^^ NOW, what can a rotating antennae or toroid do which a static antennae or toroid cannot? Well, the signal is going to be crystal clear for much longer distances; and much higher bandwidth rates are now perhaps possible. Not to mention, wireless power separated by larger distances of ground necessitates communication between rapidly rotating rotary inverters - think 90,000 RPM, for example. The static antennae or toroid can only go so far.
The ultra-high RPM permits HF signals to be packed into LF waves shipped for transport across large distances. The ultra-high RPM also permits HF signals to be unpacked from LF waves in much the same way.
Our wave function has to be thought of as being rolled-up and un-rolled on-the-fly by the ultra-high rotation of our rotary inverter. So even though it is expressed and propagated as an LF frequency, when our carpet is rolled up and un-rolled, the details can perhaps be parsed from our lossless analog signal which traditionally carries our data extremely slowly. The LF signal’s coarse signal is nearly useless for data propagation, but it’s the fine signal which the rotary inverter unlocks.
This means we only need perhaps a 100 watt radio when perhaps before we needed 1,000 watts to touch continents. And the more ground-to-ground setups which come online, the more efficient our transfer of energy through earth becomes. Electromagnetic gears.

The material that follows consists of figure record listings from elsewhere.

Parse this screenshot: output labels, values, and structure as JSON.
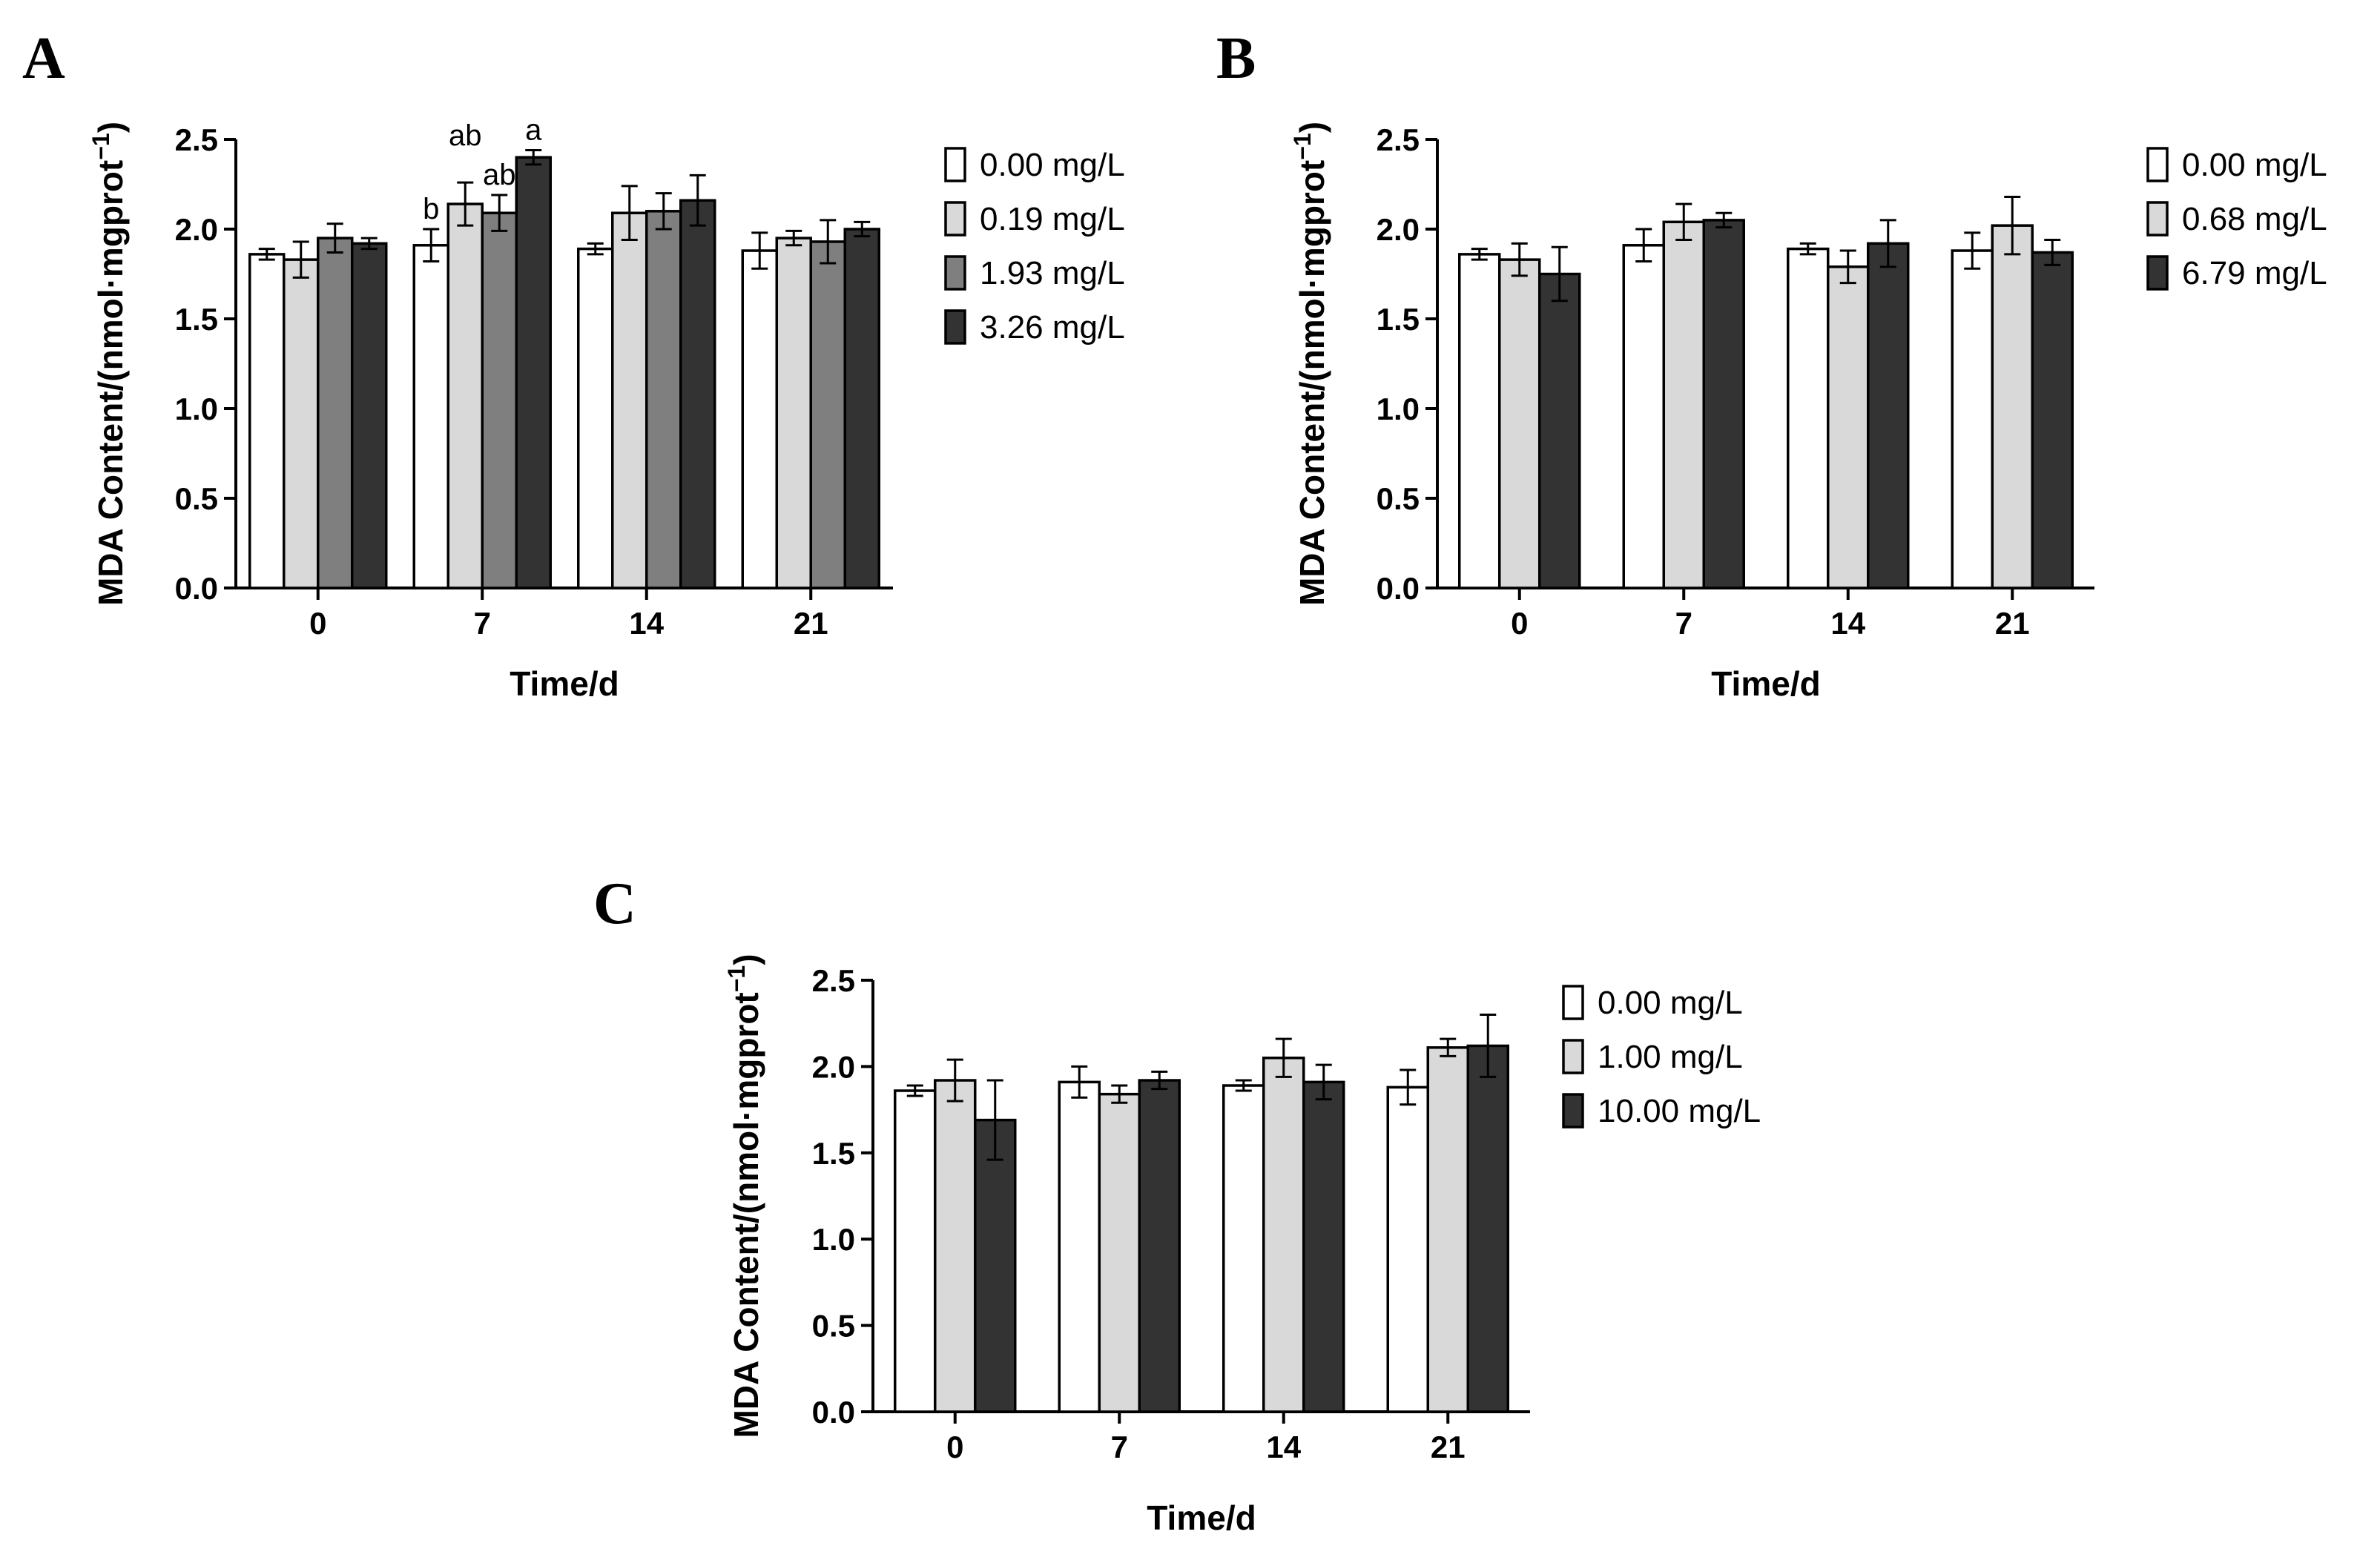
{
  "chart_data": [
    {
      "type": "bar",
      "panel": "A",
      "xlabel": "Time/d",
      "ylabel": "MDA Content/(nmol·mgprot",
      "ylabel_sup": "−1",
      "ylabel_close": ")",
      "ylim": [
        0,
        2.5
      ],
      "yticks": [
        "0.0",
        "0.5",
        "1.0",
        "1.5",
        "2.0",
        "2.5"
      ],
      "categories": [
        "0",
        "7",
        "14",
        "21"
      ],
      "series": [
        {
          "name": "0.00 mg/L",
          "color": "#ffffff",
          "values": [
            1.86,
            1.91,
            1.89,
            1.88
          ],
          "errors": [
            0.03,
            0.09,
            0.03,
            0.1
          ]
        },
        {
          "name": "0.19 mg/L",
          "color": "#d9d9d9",
          "values": [
            1.83,
            2.14,
            2.09,
            1.95
          ],
          "errors": [
            0.1,
            0.12,
            0.15,
            0.04
          ]
        },
        {
          "name": "1.93 mg/L",
          "color": "#7f7f7f",
          "values": [
            1.95,
            2.09,
            2.1,
            1.93
          ],
          "errors": [
            0.08,
            0.1,
            0.1,
            0.12
          ]
        },
        {
          "name": "3.26 mg/L",
          "color": "#333333",
          "values": [
            1.92,
            2.4,
            2.16,
            2.0
          ],
          "errors": [
            0.03,
            0.04,
            0.14,
            0.04
          ]
        }
      ],
      "annotations": [
        {
          "text": "b",
          "category": "7",
          "series": 0
        },
        {
          "text": "ab",
          "category": "7",
          "series": 1
        },
        {
          "text": "ab",
          "category": "7",
          "series": 2
        },
        {
          "text": "a",
          "category": "7",
          "series": 3
        }
      ]
    },
    {
      "type": "bar",
      "panel": "B",
      "xlabel": "Time/d",
      "ylabel": "MDA Content/(nmol·mgprot",
      "ylabel_sup": "−1",
      "ylabel_close": ")",
      "ylim": [
        0,
        2.5
      ],
      "yticks": [
        "0.0",
        "0.5",
        "1.0",
        "1.5",
        "2.0",
        "2.5"
      ],
      "categories": [
        "0",
        "7",
        "14",
        "21"
      ],
      "series": [
        {
          "name": "0.00 mg/L",
          "color": "#ffffff",
          "values": [
            1.86,
            1.91,
            1.89,
            1.88
          ],
          "errors": [
            0.03,
            0.09,
            0.03,
            0.1
          ]
        },
        {
          "name": "0.68 mg/L",
          "color": "#d9d9d9",
          "values": [
            1.83,
            2.04,
            1.79,
            2.02
          ],
          "errors": [
            0.09,
            0.1,
            0.09,
            0.16
          ]
        },
        {
          "name": "6.79 mg/L",
          "color": "#333333",
          "values": [
            1.75,
            2.05,
            1.92,
            1.87
          ],
          "errors": [
            0.15,
            0.04,
            0.13,
            0.07
          ]
        }
      ],
      "annotations": []
    },
    {
      "type": "bar",
      "panel": "C",
      "xlabel": "Time/d",
      "ylabel": "MDA Content/(nmol·mgprot",
      "ylabel_sup": "−1",
      "ylabel_close": ")",
      "ylim": [
        0,
        2.5
      ],
      "yticks": [
        "0.0",
        "0.5",
        "1.0",
        "1.5",
        "2.0",
        "2.5"
      ],
      "categories": [
        "0",
        "7",
        "14",
        "21"
      ],
      "series": [
        {
          "name": "0.00 mg/L",
          "color": "#ffffff",
          "values": [
            1.86,
            1.91,
            1.89,
            1.88
          ],
          "errors": [
            0.03,
            0.09,
            0.03,
            0.1
          ]
        },
        {
          "name": "1.00 mg/L",
          "color": "#d9d9d9",
          "values": [
            1.92,
            1.84,
            2.05,
            2.11
          ],
          "errors": [
            0.12,
            0.05,
            0.11,
            0.05
          ]
        },
        {
          "name": "10.00 mg/L",
          "color": "#333333",
          "values": [
            1.69,
            1.92,
            1.91,
            2.12
          ],
          "errors": [
            0.23,
            0.05,
            0.1,
            0.18
          ]
        }
      ],
      "annotations": []
    }
  ]
}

Our primitive - that being wireless power, is unpacked by the ultra-high RPM rotating inverters. The data, much more detailed signal, is also unpacked one partial revolution at a time. Wireless power, wireless internet, even wireless rotors thanks to active magnet bearings, all packaged into one cylinder. Power, internet, sharing of each, and maximum efficiency.
The quieter we make this device with the help of active magnet bearings, the less interference in our data signal. An ant’s whisper can be only be heard if there is no noise in the house!